O prefeito tem o dever de buscar justiça e ficar ao lado dos que representa

Venceu o prazo de retirada das tendas de milho da orla de Balneário Camboriú e o prefeito pediu mais prazo para tentar resolver o impasse social criado pela medida. Desalojar dali os atuais ocupantes é tardio, mesmo ante o aspecto de crua legalidade: a área é pública e carece de licitação para sua ocupação, como quer a SPU (Secretaria de Patrimônio da União) de SC. O estranho é o atraso de décadas para esta exigência - quase 40 anos.

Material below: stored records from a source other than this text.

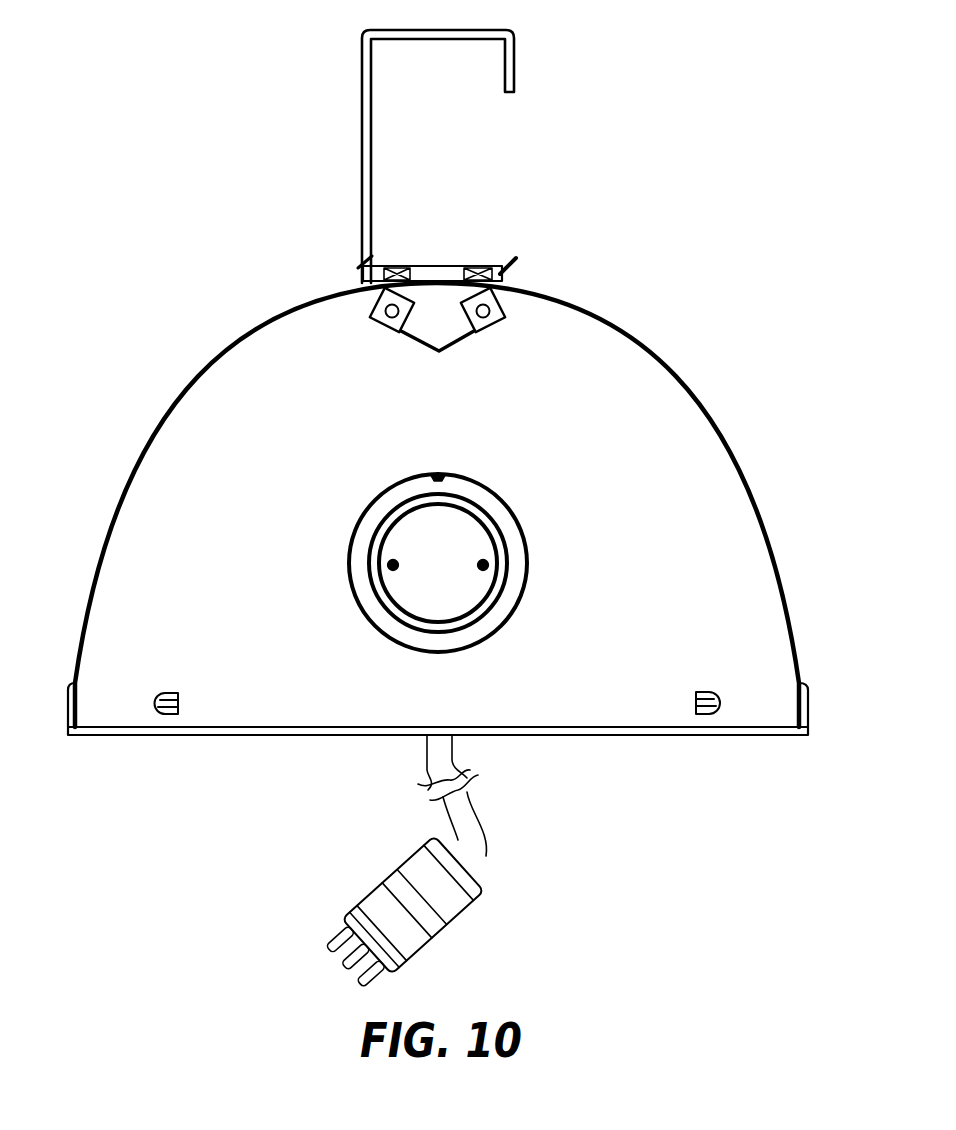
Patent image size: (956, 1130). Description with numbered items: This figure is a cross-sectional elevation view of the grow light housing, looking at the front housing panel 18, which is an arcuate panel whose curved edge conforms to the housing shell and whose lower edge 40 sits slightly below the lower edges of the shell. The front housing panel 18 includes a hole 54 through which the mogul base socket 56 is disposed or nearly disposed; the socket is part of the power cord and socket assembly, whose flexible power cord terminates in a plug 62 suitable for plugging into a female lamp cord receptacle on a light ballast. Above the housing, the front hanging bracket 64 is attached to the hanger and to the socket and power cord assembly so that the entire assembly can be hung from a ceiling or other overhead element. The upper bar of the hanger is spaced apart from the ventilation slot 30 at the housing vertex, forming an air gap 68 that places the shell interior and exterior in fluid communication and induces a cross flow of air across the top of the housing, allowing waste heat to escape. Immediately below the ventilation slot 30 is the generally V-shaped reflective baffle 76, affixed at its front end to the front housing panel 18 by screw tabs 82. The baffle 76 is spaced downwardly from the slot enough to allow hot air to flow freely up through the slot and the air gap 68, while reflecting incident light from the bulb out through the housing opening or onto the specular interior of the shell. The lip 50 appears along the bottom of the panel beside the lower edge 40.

The front housing panel 18 is at (705, 462).
The ventilation slot 30 is at (455, 258).
The lower edge of rear housing panel 40 is at (305, 735).
The flange 50 is at (177, 735).
The hole 54 is at (523, 530).
The mogul base socket 56 is at (490, 513).
The plug 62 is at (393, 863).
The front hanging bracket 64 is at (423, 40).
The air gap 68 is at (510, 277).
The reflective baffle 76 is at (410, 346).
The screw tabs 82 is at (373, 310).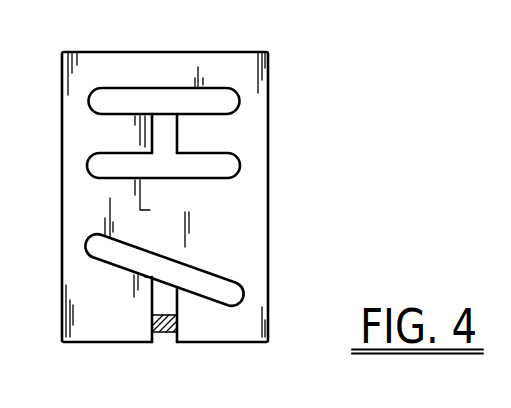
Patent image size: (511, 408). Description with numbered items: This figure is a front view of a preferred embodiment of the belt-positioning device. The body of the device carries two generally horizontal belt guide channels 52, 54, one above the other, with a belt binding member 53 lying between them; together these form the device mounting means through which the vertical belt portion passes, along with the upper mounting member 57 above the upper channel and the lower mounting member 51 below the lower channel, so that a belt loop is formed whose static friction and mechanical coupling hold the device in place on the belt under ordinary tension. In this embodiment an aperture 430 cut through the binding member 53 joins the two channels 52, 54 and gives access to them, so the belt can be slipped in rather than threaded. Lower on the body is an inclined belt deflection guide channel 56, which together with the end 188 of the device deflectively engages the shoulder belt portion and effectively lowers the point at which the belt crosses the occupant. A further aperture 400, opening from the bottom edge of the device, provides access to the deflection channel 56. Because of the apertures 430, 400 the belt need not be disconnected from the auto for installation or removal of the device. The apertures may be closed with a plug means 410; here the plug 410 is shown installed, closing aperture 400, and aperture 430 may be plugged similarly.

The end 188 is at (118, 328).
The aperture 430 is at (165, 130).
The upper mounting member 57 is at (218, 76).
The belt guide channel 52 is at (220, 105).
The belt binding member 53 is at (220, 136).
The belt guide channel 54 is at (183, 172).
The lower mounting member 51 is at (172, 193).
The belt deflection guide channel 56 is at (232, 295).
The aperture 400 is at (167, 303).
The plug means 410 is at (163, 335).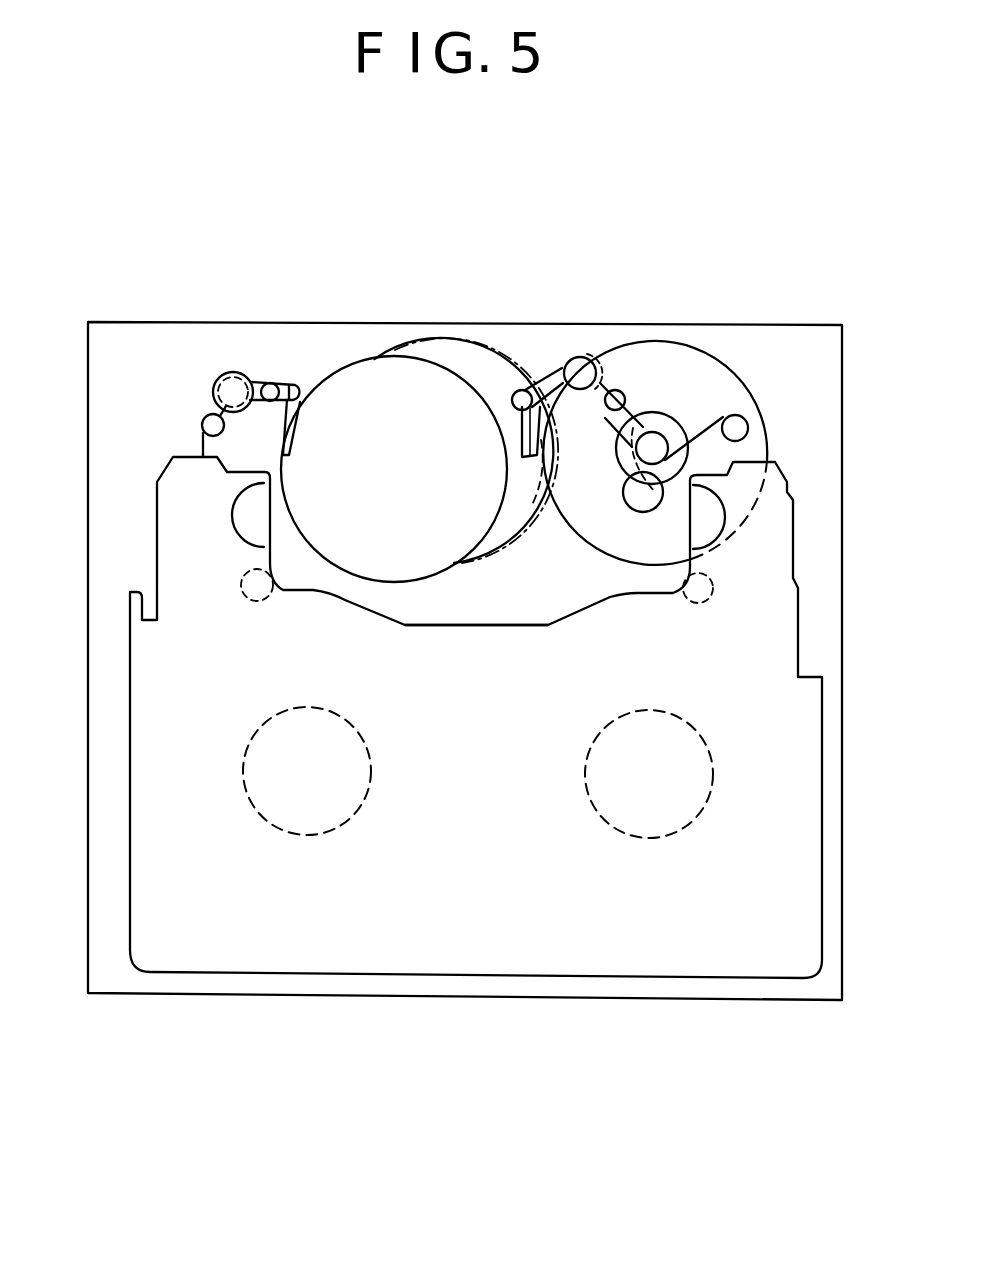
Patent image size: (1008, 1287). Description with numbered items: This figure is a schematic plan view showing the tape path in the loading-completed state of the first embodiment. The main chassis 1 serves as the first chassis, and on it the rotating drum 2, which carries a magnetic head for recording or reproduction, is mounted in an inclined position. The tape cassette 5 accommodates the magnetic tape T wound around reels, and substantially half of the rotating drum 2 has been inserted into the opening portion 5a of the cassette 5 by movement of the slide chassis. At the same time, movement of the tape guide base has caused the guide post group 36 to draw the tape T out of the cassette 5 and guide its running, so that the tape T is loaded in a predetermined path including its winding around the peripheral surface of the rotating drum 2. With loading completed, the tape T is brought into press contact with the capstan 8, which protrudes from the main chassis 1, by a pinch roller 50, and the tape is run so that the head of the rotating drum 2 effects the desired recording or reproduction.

The main chassis 1 is at (829, 377).
The rotating drum 2 is at (380, 383).
The tape cassette 5 is at (653, 958).
The opening portion 5a is at (484, 616).
The capstan 8 is at (653, 446).
The guide post group 36 is at (229, 372).
The pinch roller 50 is at (640, 503).
The magnetic tape T is at (258, 380).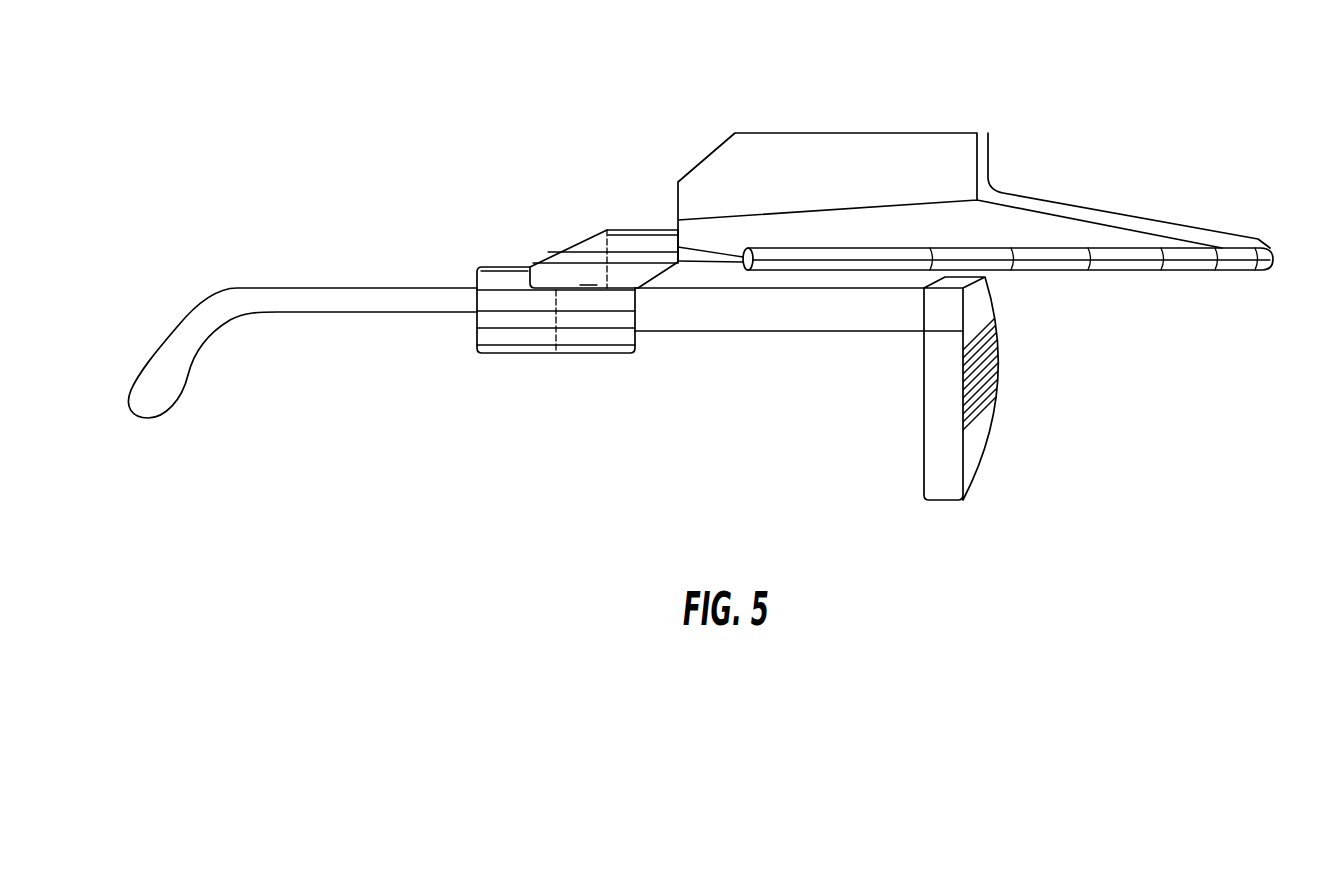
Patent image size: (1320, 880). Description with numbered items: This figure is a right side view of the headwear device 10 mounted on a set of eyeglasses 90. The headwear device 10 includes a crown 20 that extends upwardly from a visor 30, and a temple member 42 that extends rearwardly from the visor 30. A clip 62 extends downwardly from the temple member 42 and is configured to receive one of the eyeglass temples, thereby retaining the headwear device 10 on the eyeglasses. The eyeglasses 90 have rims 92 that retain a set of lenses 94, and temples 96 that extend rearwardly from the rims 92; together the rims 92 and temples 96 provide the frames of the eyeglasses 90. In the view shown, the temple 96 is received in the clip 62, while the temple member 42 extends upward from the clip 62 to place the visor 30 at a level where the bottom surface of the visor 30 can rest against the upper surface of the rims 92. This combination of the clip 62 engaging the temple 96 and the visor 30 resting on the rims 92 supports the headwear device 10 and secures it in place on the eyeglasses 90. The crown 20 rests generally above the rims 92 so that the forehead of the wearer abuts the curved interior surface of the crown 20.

Embora tenha havido um TAC (Termo de Ajustamento de Conduta) para a adoção da medida drástica, ele por si só não define uma realidade. A lei nem sempre é justa.

Mesmo porque, se pensar-se bem, já há um prazo fatal para serem retirados da orla tendas de milhos e churros e os quiosques: o alargamento da praia, em andamento nos projetos do Executivo, embora tardio e complicado até aqui. A licença prévia concedida significa pouco - pois ainda há o passo seguinte, um pouco mais complicado, que é a licença de instalação. Depois piora um pouco: a licença de operação. Só para referir um paradigma, a licença de operação do sistema de esgoto da cidade demorou (coincidência) 40 anos e isso não travou nada e nem ninguém foi punido. 

Exigem do prefeito Fabrício Oliveira a decisão de cumprir a lei - e ele preferiu ficar com a justiça: está querendo espaço (ou mais prazo) para negociar em favor dos que estão sobrevivendo há muitos anos da venda de milhos, churros e aluguel de cadeiras e sombrinhas (não são todos, é verdade, mas grande parte). É pouco louvável exigir do prefeito ir contra os interesses da população que representa. Há famílias em jogo, há empregos em jogo, há atividades econômicas importantes para a cidade em jogo. Não é tão simples assim.

Melhor seria fazer-se um entendimento conciliatório - nem tanto ao mar, nem tanto à terra. Tudo é possível, basta querer. Impor não é solução de nada. Cumprir uma lei e gerar um caos não é um bom negócio para a cidade.